I was normal, most of the time. The dress hung in my box room unworn, a reminder of my weirdness. I could put it behind me, I did not need it any more, so I threw it away. Then I met a woman through a dating small-ad, who would tolerate me cross-dressing, and I got another dress, to travel a hundred miles to meet her. I never wanted to meet her again, but I did want to meet others, so I got a wig and joined the Northern Concord.
If I was not ashamed enough of myself, plenty of people were willing to remind me. I went to the concert hall, as I thought if I were to do this I had to go out among the straights, and the moment I stepped off Canal St onto Princess St someone roared out “It’s a fucking bloke”. Sir Cyril James Anderton, CBE KStJ QPM DL, had been Chief Constable quite recently, and a friend was stopped by the police as she drove home, in her street. They kept their blue lights flashing, in case anyone was asleep, and had not looked out to see what was going on.
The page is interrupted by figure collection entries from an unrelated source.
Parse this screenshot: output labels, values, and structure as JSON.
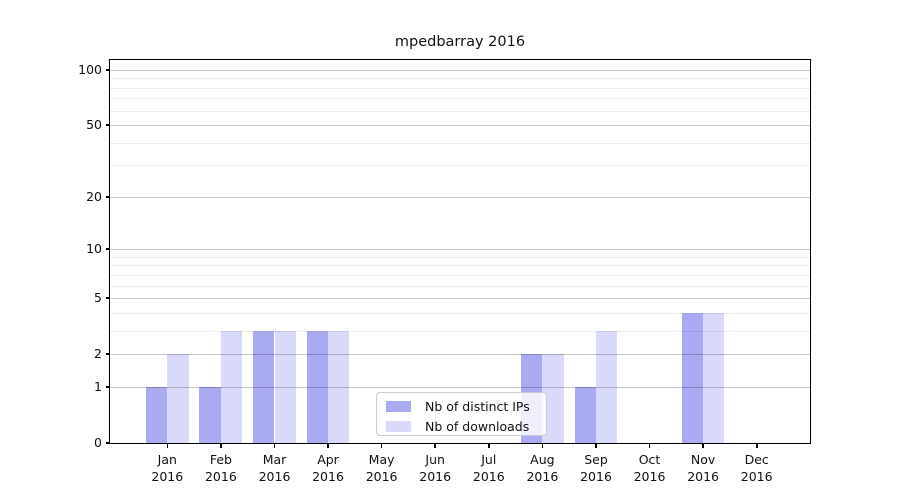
{
  "title": "mpedbarray 2016",
  "chart_data": {
    "type": "bar",
    "title": "mpedbarray 2016",
    "x_ticks": [
      {
        "month": "Jan",
        "year": "2016"
      },
      {
        "month": "Feb",
        "year": "2016"
      },
      {
        "month": "Mar",
        "year": "2016"
      },
      {
        "month": "Apr",
        "year": "2016"
      },
      {
        "month": "May",
        "year": "2016"
      },
      {
        "month": "Jun",
        "year": "2016"
      },
      {
        "month": "Jul",
        "year": "2016"
      },
      {
        "month": "Aug",
        "year": "2016"
      },
      {
        "month": "Sep",
        "year": "2016"
      },
      {
        "month": "Oct",
        "year": "2016"
      },
      {
        "month": "Nov",
        "year": "2016"
      },
      {
        "month": "Dec",
        "year": "2016"
      }
    ],
    "series": [
      {
        "name": "Nb of distinct IPs",
        "color": "#aaaaf2",
        "values": [
          1,
          1,
          3,
          3,
          0,
          0,
          0,
          2,
          1,
          0,
          4,
          0
        ]
      },
      {
        "name": "Nb of downloads",
        "color": "#d9d9f9",
        "values": [
          2,
          3,
          3,
          3,
          0,
          0,
          0,
          2,
          3,
          0,
          4,
          0
        ]
      }
    ],
    "yscale": "log1p",
    "ylim": [
      0,
      113
    ],
    "y_major_ticks": [
      {
        "label": "0",
        "value": 0
      },
      {
        "label": "1",
        "value": 1
      },
      {
        "label": "2",
        "value": 2
      },
      {
        "label": "5",
        "value": 5
      },
      {
        "label": "10",
        "value": 10
      },
      {
        "label": "20",
        "value": 20
      },
      {
        "label": "50",
        "value": 50
      },
      {
        "label": "100",
        "value": 100
      }
    ],
    "y_minor_ticks": [
      3,
      4,
      6,
      7,
      8,
      9,
      30,
      40,
      60,
      70,
      80,
      90
    ],
    "grid": true,
    "legend_position": "lower center"
  }
}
The morality police imagine they are the good people, and my problem after my upbringing and aversion therapy was, I agreed with them.
Writing for The Friend and The Friends Quarterly is too narrow. One way to break into being paid for occasional pieces might be to write for TransLiving International, which is in a magazine shop locally. It also does not pay, but I might produce articles I could show to the editor of Diva or Pink News. I looked at it, and could not bring myself to buy it. I found it unbearable. It seems mostly photos, more drag than trans. I still want to be normal.
I am allowed to be weird, but only in particular well-bounded places where the weirdness may be exaggerated. I want my weirdness integrated. I am not a whole person with a weird part let rip then suppressed. It is the same with male submission: a gothic weirdness is separated out, rather than part of ordinary life.
On the train, the ticket inspector called me “Sir”. I have complained to the railway.
After Meeting, and lunch with Friends, I went to Tate Modern. I love the Leonora Carrington self-portrait, not out of copyright: she was twenty.
I want art to enclose me, enfold me, and in the Turbine Hall there is Adventure Play.
On a previous day children were encouraged to decorate the place with strips of cloth and pens, and now they are encouraged to take wood, saw it to the size they want, and nail it in place. The “House” has narrow corridors and a doorway fitted to a six-year old. I fold myself up to go through. This is art I can touch.
Then Yayoi Kusama, Infinity Mirror Rooms. K complained to me that only members could get tickets, but it is an unsatisfying experience. I queued fifteen minutes to spend two minutes in each room. “How did you find it?” I asked the young couple behind. She had her eight-week-old son in a sling on her front. “Underwhelming,” she said. They live a few minutes’ walk away, along the river. My grandmother’s dressing table mirror had wings so that you could see yourself from the side, and if aligned, see multiple versions stretching out into the distance. The rooms are black, and filled with light. An unselfconscious heart finds them fabulous, but I was not quite that. Kusama lives in a mental hospital. On the walls are photos of the old lady, weird among the normies, using a golf-umbrella as a parasol.
Before the second, we are warned “Don’t fall in the water”, several times, by the curator. It must be an awful job, shepherding passive-aggressive art lovers into a room for only two minutes, with so many to get through before the next quarter hour and the next lot come in. “Oh no, someone’s fallen in the water,” she says, like a resentful nanny with a stupid child. She tears off some tissue to go and dry off the path. “If you get disorientated, look at the ceiling or the floor” she warns, in case someone sues, perhaps. On the wall I read Yayoi: “Our earth is only one polka dot among a million stars in the cosmos. Polka dots are a way to infinity. When we obliterate nature and our bodies with polka dots, we become part of the unity of our environment.”
I did not fall in, but bent to ripple the water with my fingers. A wave machine making the lights move would be good.
The Tate won the privacy action this flat block’s management brought against it, but the 10th floor viewing platform is still not open. This meditating woman is not looking into the flats either.
I walk slowly over the level four bridge. There is the sound of hammering from below. On the South Bank, with no wind in the beautiful Spring sunshine, a busker plays soaring melodies on a guitar with a backing-track. I weep with the beauty of it. I feel so alone.
How to answer you sincerely, when you write so clearly from the heart? Can you not present, in each day, each half hour, as you wish to? I imagine that true freedom would be, not to feel self-conscious, whatever one was wearing, or being, or seeing. A hope I can truly identify with. Though it feels hopeless at times, sometimes our hope is the best defence against cruelty. That, and quietness.
Yayoi is completely herself. Some people get it. I have been writing for years on the theme “I must not let it get to me/it need not get to me” and still it does- online, and in person. Perhaps there is a difference between rage and the railman’s disdain. I seek unselfconsciousness, and he pulls me back into selfconsciousness. I need to be selfconscious, because how I appear and how others judge it matters to me. Sometimes it can be a threat. And I might have appreciated the mirror rooms more if I had not sought a photo, and in quietness sought to appreciate the experience and the thing itself.